Rubix LS delivers information that makes it possible for robust therapies, policies, and countermeasures to increase patient health outcomes.
“We know that many organizations are creating massive amounts of tests, but because I wanted to direct ours toward communities of color, we’ve been told by Massachusetts, Illinois, Louisiana, and other state officials to work with the federal government,” Swift stated.
“We have 1 million tests available, and we have materials for what seems to be a supply chain issue,” he said.
As of this writing, there are nearly 2.1 million confirmed coronavirus cases worldwide and more than 138,100 deaths.
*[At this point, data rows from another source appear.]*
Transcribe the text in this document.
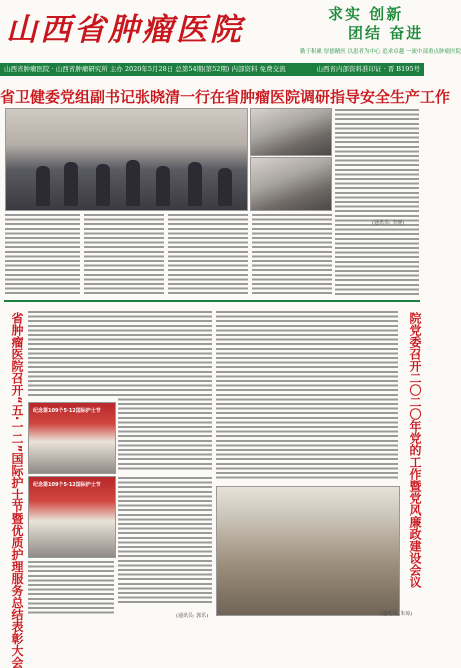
山西省肿瘤医院	求实 创新
团结 奋进
勤于积累 厚德精医 以患者为中心 追求卓越 一流中部重点肿瘤医院
山西省肿瘤医院 · 山西省肿瘤研究所 主办 2020年5月28日 总第54期(第52期) 内部资料 免费交流	山西省内部资料准印证 · 晋 B195号
省卫健委党组副书记张晓清一行在省肿瘤医院调研指导安全生产工作
(通讯员: 李静)
省肿瘤医院召开“五·一二”国际护士节暨优质护理服务总结表彰大会 纪念第109个5·12国际护士节
纪念第109个5·12国际护士节
(通讯员: 郭乐)
院党委召开二〇二〇年党的工作暨党风廉政建设会议
(通讯员: 朱琼)
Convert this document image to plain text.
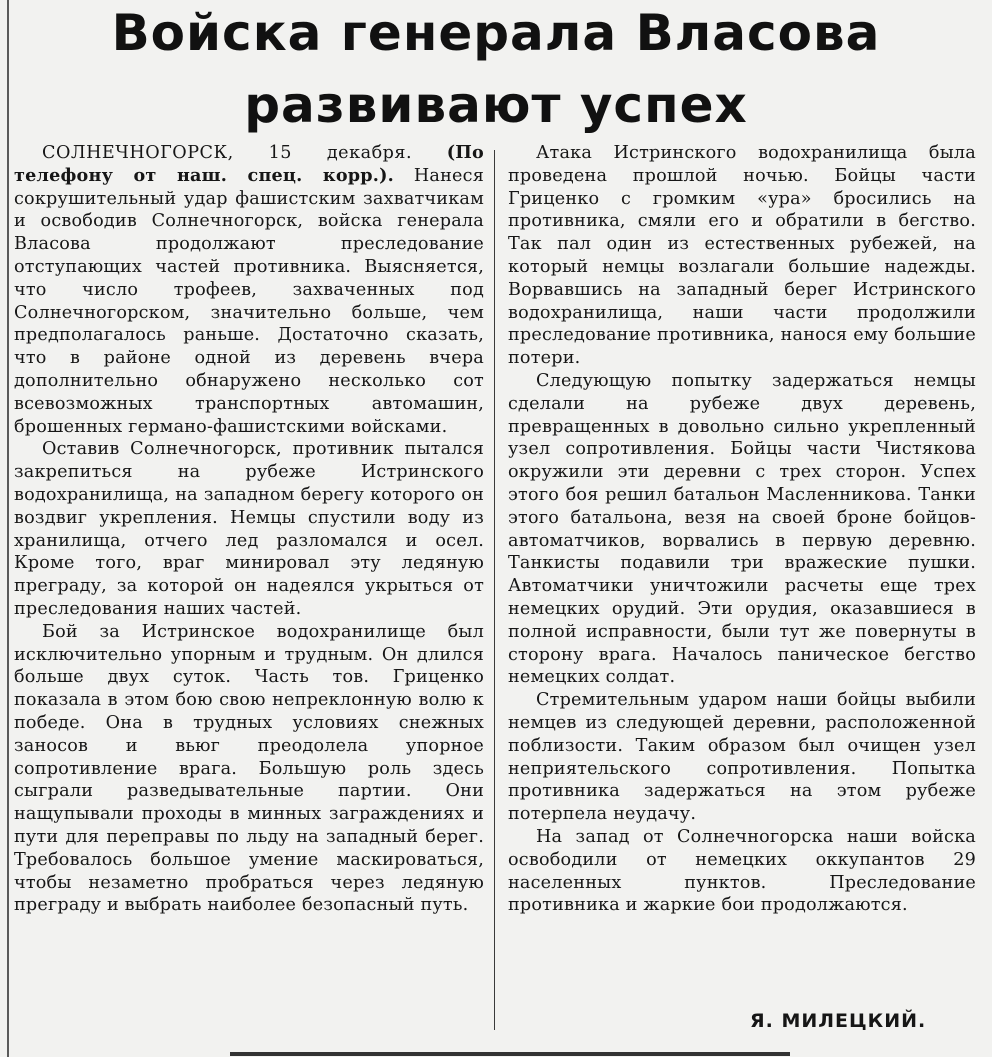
Войска генерала Власова
развивают успех

СОЛНЕЧНОГОРСК, 15 декабря. (По телефону от наш. спец. корр.). Нанеся сокрушительный удар фашистским захватчикам и освободив Солнечногорск, войска генерала Власова продолжают преследование отступающих частей противника. Выясняется, что число трофеев, захваченных под Солнечногорском, значительно больше, чем предполагалось раньше. Достаточно сказать, что в районе одной из деревень вчера дополнительно обнаружено несколько сот всевозможных транспортных автомашин, брошенных германо-фашистскими войсками.

Оставив Солнечногорск, противник пытался закрепиться на рубеже Истринского водохранилища, на западном берегу которого он воздвиг укрепления. Немцы спустили воду из хранилища, отчего лед разломался и осел. Кроме того, враг минировал эту ледяную преграду, за которой он надеялся укрыться от преследования наших частей.

Бой за Истринское водохранилище был исключительно упорным и трудным. Он длился больше двух суток. Часть тов. Гриценко показала в этом бою свою непреклонную волю к победе. Она в трудных условиях снежных заносов и вьюг преодолела упорное сопротивление врага. Большую роль здесь сыграли разведывательные партии. Они нащупывали проходы в минных заграждениях и пути для переправы по льду на западный берег. Требовалось большое умение маскироваться, чтобы незаметно пробраться через ледяную преграду и выбрать наиболее безопасный путь.

Атака Истринского водохранилища была проведена прошлой ночью. Бойцы части Гриценко с громким «ура» бросились на противника, смяли его и обратили в бегство. Так пал один из естественных рубежей, на который немцы возлагали большие надежды. Ворвавшись на западный берег Истринского водохранилища, наши части продолжили преследование противника, нанося ему большие потери.

Следующую попытку задержаться немцы сделали на рубеже двух деревень, превращенных в довольно сильно укрепленный узел сопротивления. Бойцы части Чистякова окружили эти деревни с трех сторон. Успех этого боя решил батальон Масленникова. Танки этого батальона, везя на своей броне бойцов-автоматчиков, ворвались в первую деревню. Танкисты подавили три вражеские пушки. Автоматчики уничтожили расчеты еще трех немецких орудий. Эти орудия, оказавшиеся в полной исправности, были тут же повернуты в сторону врага. Началось паническое бегство немецких солдат.

Стремительным ударом наши бойцы выбили немцев из следующей деревни, расположенной поблизости. Таким образом был очищен узел неприятельского сопротивления. Попытка противника задержаться на этом рубеже потерпела неудачу.

На запад от Солнечногорска наши войска освободили от немецких оккупантов 29 населенных пунктов. Преследование противника и жаркие бои продолжаются.

Я. МИЛЕЦКИЙ.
The United States has more than 644,100 confirmed cases and at least 28,579 deaths.
“Cases can go from mild to a person becoming very sick and dying in a short amount of time,” Dr. Webb noted. “We know that the majority of patients are less than age 65, and young people are dying with no co-morbidities.”
Dr. Webb furthered cautioned that the novel coronavirus should not be compared with the common flu because it’s much deadlier. However, like the flu, Dr. Webb said COVID-19 could be seasonable.
“Lots of people are talking about peaks in the disease, less are talking about the plateau,” Dr. Webb noted. “At a peak, you might stay there for some time before the numbers come down. What we know in general is that a lot of experts are expecting that the novel coronavirus is seasoning as well.
“We have to have testing and effective treatment for combating this disease. We need to come together and work together with academics, private corporations, government, and policy. We have to function. Otherwise, our communities of color will continue to get hit harder and harder.”